In the digital age, it can be tempting to believe that where you live no longer matters in relation to what you buy. And it can be easy for non-local businesses to discount localized information. After all, it shouldn’t matter where you customers live because they can always buy your product online, right? And with online shopping continuing to expand its reach from clothing to electronics to paper towels, geographic relevance appears to be taking a backseat.
But where your customers live is still relevant to their purchasing habits, regardless of the size and location of your business; just look at Netflix for proof. The digital streaming giant has made headlines in recent years for its massive spending on original content, with the bill totaling more than $10 billion in a 12-month period. But its investment in original content has begun to pay off, especially as networks develop their own streaming platforms that could eventually control a bulk of the content that Netflix currently hosts.
How Netflix is utilizing geographic segmentation and coming out ahead
A study conducted by InMyArea in conjunction with Netflix tracked the most popular Netflix shows by state over time. In 2013, when Netflix released some of its first original shows, including “House of Cards” and “Orange is the New Black,” only 19.6 percent of states had a Netflix original show in the most-viewed slot. But by 2018, the most-watched show in 48 states (96.1 percent) was a Netflix original. That’s a remarkable number, considering that only 8 percent of the site’s content is original.
Netflix doesn’t have to lobby for viewers on a state-by-state basis, but by understanding customer behavior and viewing habits, it can more accurately cater to the dominant viewing culture in each state. For Netflix, geographic segmentation might actually be key to the platform’s success, and by understanding the variety of demographics in each state, the brand can better create shows that represent viewers’ reality.
Why geographic segmentation remains vital to your industry
Geographic segmentation allows your company to adapt to the varying needs and wants of customers in different locations. Not all of your customers are the same; your marketing shouldn’t be, either. Keep these tips in mind:
1. Meet your customers where they are.
Your customers’ perspectives don’t remain the same over time, so what you offer shouldn’t stay static, either. Geographic segmentation can help businesses differentiate their strategies based on regional and cultural preferences. How we structure our days, what we eat, and even what our homes look like can be drastically different based on where we live. This is important for national and international companies to remember, especially if they’re opening a location in a new region or country.
Starbucks utilized this geographic specification when it expanded into China; it took the time to create products and an atmosphere that would feel like home for Chinese residents. The stores featured a variety of teas and regional foods that catered to the region’s existing tastes. Unlike the grab-and-go atmosphere in the U.S., coffee and tea shops in China aim to be a destination that offers a tranquility to the beverage connoisseur. That’s why the stores were larger than what a U.S. customer might be used to and offered more seating space.
2. Sell seasonally smart products.
Seasonal variations and weather can seriously impact customer behavior and need to be taken into account. Simple seasonal changes can be catastrophic for a company that isn’t utilizing geographic segmentation.
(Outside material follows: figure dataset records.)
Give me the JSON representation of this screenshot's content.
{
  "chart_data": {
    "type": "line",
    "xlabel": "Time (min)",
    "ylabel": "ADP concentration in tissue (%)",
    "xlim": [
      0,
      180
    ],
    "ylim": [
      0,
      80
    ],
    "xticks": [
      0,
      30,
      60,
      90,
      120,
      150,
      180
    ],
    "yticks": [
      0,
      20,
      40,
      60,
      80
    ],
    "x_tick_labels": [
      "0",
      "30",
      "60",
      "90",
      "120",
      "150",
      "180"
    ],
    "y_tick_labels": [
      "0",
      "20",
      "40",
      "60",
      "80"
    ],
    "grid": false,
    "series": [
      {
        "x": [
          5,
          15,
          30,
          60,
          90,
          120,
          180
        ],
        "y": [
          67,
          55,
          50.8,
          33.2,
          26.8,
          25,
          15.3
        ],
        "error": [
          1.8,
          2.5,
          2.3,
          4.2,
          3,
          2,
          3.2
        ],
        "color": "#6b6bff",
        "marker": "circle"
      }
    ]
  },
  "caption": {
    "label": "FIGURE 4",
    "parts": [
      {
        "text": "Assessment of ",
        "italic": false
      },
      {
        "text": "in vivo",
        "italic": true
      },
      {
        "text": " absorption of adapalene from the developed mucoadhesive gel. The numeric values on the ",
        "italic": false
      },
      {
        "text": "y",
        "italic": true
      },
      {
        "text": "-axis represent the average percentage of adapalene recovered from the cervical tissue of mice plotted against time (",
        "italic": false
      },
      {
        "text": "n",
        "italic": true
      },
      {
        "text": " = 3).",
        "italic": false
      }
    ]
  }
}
What your customers wear throughout the year will change drastically based on where they live. It’s why clothing and apparel companies still utilize geographic segmentation to target customers buying bikinis in California, while those living in New York might be searching for parkas.
Weather patterns can even affect the purchase price that customers are willing to pay for certain products. A Canadian study found that sunnier weather tended to increase both consumption levels and the price spent per item. Sunshine led to a willingness to pay more for items like green tea or gym memberships, while cloudy weather made consumers willing to spend more on products like tobacco, alcohol, and coffee.
3. Prioritize the agility of your business strategy.
Getting to know your customers on a geographic level can also ensure that your business strategy maintains its agility. Predicting customers’ behavior and their response to specific products is necessary, but so is adapting what you’re selling to what they’re actually buying. It’s important to keep in mind that your customers’ engagement — and product excitement — is going to vary geographically.
Spanish fashion company Zara has integrated this engagement-focused strategy in its production process. The company prides itself on creating products that are in line with current fashion trends, which is made possible largely because of its constant and rapid production cycle. Zara designs and produces items in roughly monthly cycles that allow the company to continue producing what actually sells. This way, the brand isn’t locked into a strategy or products that were created prior to consumer and market feedback. Utilizing geographic segmentation can help ensure that your business keeps stocking what your customers are excited about — and redesigning what isn’t working.
Where customers live plays a big role in what they buy — and smart brands will take that into account as they develop offerings. While online platforms make it possible to buy anything from anywhere, that doesn’t mean people will. Geographic segmentation is still valuable in helping your company pinpoint what will get individual customers to pull the trigger.